I heard Josh McDowell speak at Regent yesterday and his message struck a chord with me. http://tinyurl.com/clbczk The message was simple and straightforward...relationships matter. More specifically, a father's love of his children can transform their lives in astonishing ways. The corollary of course is true- the absence of love in a relationship can result in rebellion. Josh has long been known for this message, often stating "Rules without relationship leads to rebellion." He restates it helpfully, "Truth without relationship leads to rejection."
This relates to teaching kids responsible sexual behavior http://joshmcdowellmedia.org/FreeBooks/HowtoHelpYourChildSayNo.pdf
but I thought of it in connection with the academic endeavor. Where else do young people get such a massive injection of truth? The Christian academic context can often turn an anxious eye to the encroaching world, and in response, "dump the truck" of truth. Parents and teachers or youth leaders and college ministries can erect massive barriers of doctrine and approved behaviors only to find their students slipping under the fence to "greener grass" of wordly behavior.
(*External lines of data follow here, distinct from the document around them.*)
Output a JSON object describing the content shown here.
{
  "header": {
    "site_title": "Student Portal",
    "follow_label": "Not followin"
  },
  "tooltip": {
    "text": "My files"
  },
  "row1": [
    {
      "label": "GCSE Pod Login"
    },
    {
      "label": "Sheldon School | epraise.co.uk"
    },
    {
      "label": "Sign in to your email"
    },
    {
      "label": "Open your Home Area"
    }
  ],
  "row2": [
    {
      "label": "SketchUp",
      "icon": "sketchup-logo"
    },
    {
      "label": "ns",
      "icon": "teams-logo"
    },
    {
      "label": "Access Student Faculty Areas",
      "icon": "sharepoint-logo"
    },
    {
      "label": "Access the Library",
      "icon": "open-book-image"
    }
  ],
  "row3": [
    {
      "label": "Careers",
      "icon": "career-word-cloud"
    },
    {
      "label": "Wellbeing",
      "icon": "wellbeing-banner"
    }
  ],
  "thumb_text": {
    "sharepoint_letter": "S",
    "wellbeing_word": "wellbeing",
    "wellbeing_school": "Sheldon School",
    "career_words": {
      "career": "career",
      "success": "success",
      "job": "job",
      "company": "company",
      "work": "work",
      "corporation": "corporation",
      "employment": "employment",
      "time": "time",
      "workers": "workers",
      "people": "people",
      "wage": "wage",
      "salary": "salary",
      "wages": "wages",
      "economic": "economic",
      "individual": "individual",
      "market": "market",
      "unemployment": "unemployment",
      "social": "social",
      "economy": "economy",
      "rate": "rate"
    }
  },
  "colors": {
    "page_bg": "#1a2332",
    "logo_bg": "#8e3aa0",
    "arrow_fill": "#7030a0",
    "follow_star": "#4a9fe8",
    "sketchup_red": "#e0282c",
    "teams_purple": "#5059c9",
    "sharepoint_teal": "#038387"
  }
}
Is the answer better curriculum? Josh suggested that fundamentally, relationships underlie all of our behaviors, values and beliefs. If we want to see true life change in our students, we must risk personal involvement. We must love.
To be sure, today's litigious society makes personal involvement with students problematic. Appropriate boundaries should be observed. For instance, every teacher knows to observe proper physical boundaries (good touch, bad touch) but what about in cyberspace? Can or should a campus minister connect with students on Facebook or Twitter? If so, how much? Can these natural arenas of student connection be used for Christian love and encouragement? I think so--but what are appropriate limits?
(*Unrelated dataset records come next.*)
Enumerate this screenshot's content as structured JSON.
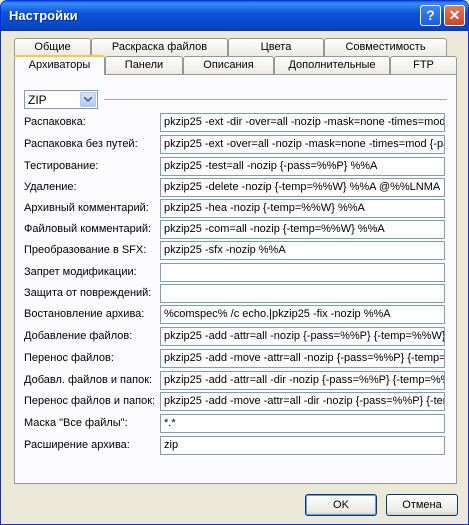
{
  "window": {
    "title": "Настройки",
    "help": "?",
    "close": "✕"
  },
  "tabs_row1": [
    "Общие",
    "Раскраска файлов",
    "Цвета",
    "Совместимость"
  ],
  "tabs_row2": [
    "Архиваторы",
    "Панели",
    "Описания",
    "Дополнительные",
    "FTP"
  ],
  "archiver_select": {
    "value": "ZIP"
  },
  "rows": [
    {
      "label": "Распаковка:",
      "value": "pkzip25 -ext -dir -over=all -nozip -mask=none -times=mod {-"
    },
    {
      "label": "Распаковка без путей:",
      "value": "pkzip25 -ext -over=all -nozip -mask=none -times=mod {-pas"
    },
    {
      "label": "Тестирование:",
      "value": "pkzip25 -test=all -nozip {-pass=%%P} %%A"
    },
    {
      "label": "Удаление:",
      "value": "pkzip25 -delete -nozip {-temp=%%W} %%A @%%LNMA"
    },
    {
      "label": "Архивный комментарий:",
      "value": "pkzip25 -hea -nozip {-temp=%%W} %%A"
    },
    {
      "label": "Файловый комментарий:",
      "value": "pkzip25 -com=all -nozip {-temp=%%W} %%A"
    },
    {
      "label": "Преобразование в SFX:",
      "value": "pkzip25 -sfx -nozip %%A"
    },
    {
      "label": "Запрет модификации:",
      "value": ""
    },
    {
      "label": "Защита от повреждений:",
      "value": ""
    },
    {
      "label": "Востановление архива:",
      "value": "%comspec% /c echo.|pkzip25 -fix -nozip %%A"
    },
    {
      "label": "Добавление файлов:",
      "value": "pkzip25 -add -attr=all -nozip {-pass=%%P} {-temp=%%W} %"
    },
    {
      "label": "Перенос файлов:",
      "value": "pkzip25 -add -move -attr=all -nozip {-pass=%%P} {-temp=%"
    },
    {
      "label": "Добавл. файлов и папок:",
      "value": "pkzip25 -add -attr=all -dir -nozip {-pass=%%P} {-temp=%%W"
    },
    {
      "label": "Перенос файлов и папок:",
      "value": "pkzip25 -add -move -attr=all -dir -nozip {-pass=%%P} {-temp"
    },
    {
      "label": "Маска \"Все файлы\":",
      "value": "*.*"
    },
    {
      "label": "Расширение архива:",
      "value": "zip"
    }
  ],
  "buttons": {
    "ok": "OK",
    "cancel": "Отмена"
  }
}
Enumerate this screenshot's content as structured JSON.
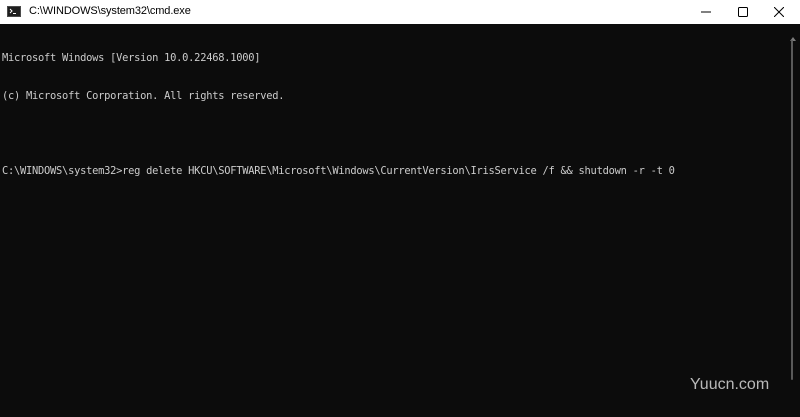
{
  "window": {
    "title": "C:\\WINDOWS\\system32\\cmd.exe",
    "app_icon": "cmd-icon"
  },
  "titlebar_buttons": {
    "minimize_icon": "minimize-icon",
    "maximize_icon": "maximize-icon",
    "close_icon": "close-icon"
  },
  "console": {
    "lines": [
      "Microsoft Windows [Version 10.0.22468.1000]",
      "(c) Microsoft Corporation. All rights reserved.",
      "",
      "C:\\WINDOWS\\system32>reg delete HKCU\\SOFTWARE\\Microsoft\\Windows\\CurrentVersion\\IrisService /f && shutdown -r -t 0"
    ],
    "background": "#0c0c0c",
    "foreground": "#cccccc"
  },
  "watermark": {
    "text": "Yuucn.com"
  }
}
To explore the thought further, I recall those teachers and pastors who made the most impact on my life were the ones who went beyond the classroom and made room for me in their lives. I think of lunches and hikes and simple family time that were the true classrooms where I studied. How does a husband respond to his wife? What does appropriate discipline look like? How does one say "no" without hurting feelings? All these lessons went beyond the classroom to personal discipleship and mentoring. I feel that I owe a huge debt to men like Bill Warrick, Dick Woodward, David Holmes, Harold "OJ" Brown, J. Rodman Williams, Joseph Umidi. They invested in me far more than truth--they dared to love me even in my immaturity and brash bravado.
So for what it's worth, I'm trying to give back. To share truth in relationship. What about you? Who invested in you? And then in turn, who are you sharing your life with that they might grow to be all God created them to be? That's what Josh was talking about, and I pray it resonates with us all.